No, meal is måltid in Swedish. A meal is any meal, breakfast, lunch, dinner, could be a snack.


https://www.duolingo.com/profile/Robin479

"Middag" being "dinner" instead of "lunch" totally confuses me (being a German native).


https://www.duolingo.com/profile/kibranoz

Why would a lunch be incorrect


https://www.duolingo.com/profile/ClockworkElf

Lunch = Lunch Middag = Dinner


https://www.duolingo.com/profile/kat349

But, how are they the same thing


https://www.duolingo.com/profile/joycemelton

My objection is that previously I translated middag as lunch in a sentence and it was accepted. Be consistent.


[deactivated user]

    In English , the indefinite article (a) would not be used with the noun (dinner) too often.

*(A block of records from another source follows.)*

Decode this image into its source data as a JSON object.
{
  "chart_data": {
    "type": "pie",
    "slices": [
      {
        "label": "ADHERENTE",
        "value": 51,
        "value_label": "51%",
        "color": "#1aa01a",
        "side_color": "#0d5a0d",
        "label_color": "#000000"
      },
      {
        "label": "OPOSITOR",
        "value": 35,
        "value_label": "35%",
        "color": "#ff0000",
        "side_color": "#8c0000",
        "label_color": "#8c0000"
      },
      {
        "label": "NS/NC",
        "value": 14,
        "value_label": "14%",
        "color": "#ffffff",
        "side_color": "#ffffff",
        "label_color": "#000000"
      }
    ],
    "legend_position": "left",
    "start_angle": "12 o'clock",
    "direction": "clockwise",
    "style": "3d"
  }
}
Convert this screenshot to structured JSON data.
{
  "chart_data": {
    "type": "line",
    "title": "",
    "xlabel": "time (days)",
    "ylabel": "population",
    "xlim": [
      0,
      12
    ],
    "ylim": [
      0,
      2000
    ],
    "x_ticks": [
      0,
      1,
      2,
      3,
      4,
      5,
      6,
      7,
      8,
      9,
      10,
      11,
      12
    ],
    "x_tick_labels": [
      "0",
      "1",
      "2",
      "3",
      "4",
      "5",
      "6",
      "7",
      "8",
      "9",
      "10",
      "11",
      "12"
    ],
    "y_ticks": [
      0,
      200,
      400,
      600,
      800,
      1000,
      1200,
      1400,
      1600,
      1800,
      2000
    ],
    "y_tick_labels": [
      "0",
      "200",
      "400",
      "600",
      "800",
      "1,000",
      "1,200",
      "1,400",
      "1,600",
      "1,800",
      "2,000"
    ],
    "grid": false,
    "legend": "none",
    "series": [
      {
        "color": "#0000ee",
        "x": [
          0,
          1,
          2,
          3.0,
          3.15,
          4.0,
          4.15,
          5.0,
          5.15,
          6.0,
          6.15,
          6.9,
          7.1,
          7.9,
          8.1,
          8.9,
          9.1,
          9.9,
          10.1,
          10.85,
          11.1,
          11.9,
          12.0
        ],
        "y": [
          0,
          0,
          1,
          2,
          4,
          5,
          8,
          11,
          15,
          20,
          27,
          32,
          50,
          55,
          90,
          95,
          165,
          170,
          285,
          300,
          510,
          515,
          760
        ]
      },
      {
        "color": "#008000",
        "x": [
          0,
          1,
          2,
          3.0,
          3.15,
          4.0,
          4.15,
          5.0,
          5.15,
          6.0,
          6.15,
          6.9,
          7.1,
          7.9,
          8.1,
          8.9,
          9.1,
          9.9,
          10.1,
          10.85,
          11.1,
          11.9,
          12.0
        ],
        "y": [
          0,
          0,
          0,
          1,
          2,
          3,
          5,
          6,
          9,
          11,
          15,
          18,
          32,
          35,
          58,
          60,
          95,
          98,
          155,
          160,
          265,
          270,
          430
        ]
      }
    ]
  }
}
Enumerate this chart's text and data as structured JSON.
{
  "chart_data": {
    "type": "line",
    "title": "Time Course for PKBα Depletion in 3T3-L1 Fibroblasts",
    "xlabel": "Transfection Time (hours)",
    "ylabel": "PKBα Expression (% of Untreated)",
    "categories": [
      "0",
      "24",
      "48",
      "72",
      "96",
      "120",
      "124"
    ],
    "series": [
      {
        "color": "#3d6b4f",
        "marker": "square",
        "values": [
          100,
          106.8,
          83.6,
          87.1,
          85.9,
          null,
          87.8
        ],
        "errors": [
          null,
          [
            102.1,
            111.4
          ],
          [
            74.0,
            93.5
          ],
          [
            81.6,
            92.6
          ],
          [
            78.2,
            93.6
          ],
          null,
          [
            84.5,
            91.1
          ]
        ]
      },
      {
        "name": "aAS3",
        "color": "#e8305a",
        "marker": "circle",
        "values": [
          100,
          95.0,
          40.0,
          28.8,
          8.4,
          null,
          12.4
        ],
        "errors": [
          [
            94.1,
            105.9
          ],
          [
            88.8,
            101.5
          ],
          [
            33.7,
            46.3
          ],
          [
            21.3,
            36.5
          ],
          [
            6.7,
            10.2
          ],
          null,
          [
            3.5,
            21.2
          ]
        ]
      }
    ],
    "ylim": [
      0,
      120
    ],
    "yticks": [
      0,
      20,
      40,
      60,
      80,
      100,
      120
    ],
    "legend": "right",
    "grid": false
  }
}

    Like one would say " I had dinner ", and if one said " I just had a dinner ", it would sound somewhat unnatural, and you would probably have to explain more by saying "I just had a TV dinner" (for example).


    https://www.duolingo.com/profile/DoYouSpeakBull

    Regardless of lunch or dinner... Bon appetit!


    https://www.duolingo.com/profile/AlekseyOm

    Why not to add both dinner and lunxh? Since middag is rather a time frame not a kind of meal. And as far as I know you in Sweden don't like to eat much (a point for lunch).


    https://www.duolingo.com/profile/Arnauti

    The normal use of middag is as a kind of meal, dinner. It is rarely used for the time frame. Read more here: https://www.duolingo.com/comment/6176753


    https://www.duolingo.com/profile/Mannynkapy

    My teacher thaught to me that middag is also lunch


    https://www.duolingo.com/profile/MichaelRob57284

    Therefore, "lunch" for "middag" should be accepted as a possible answer!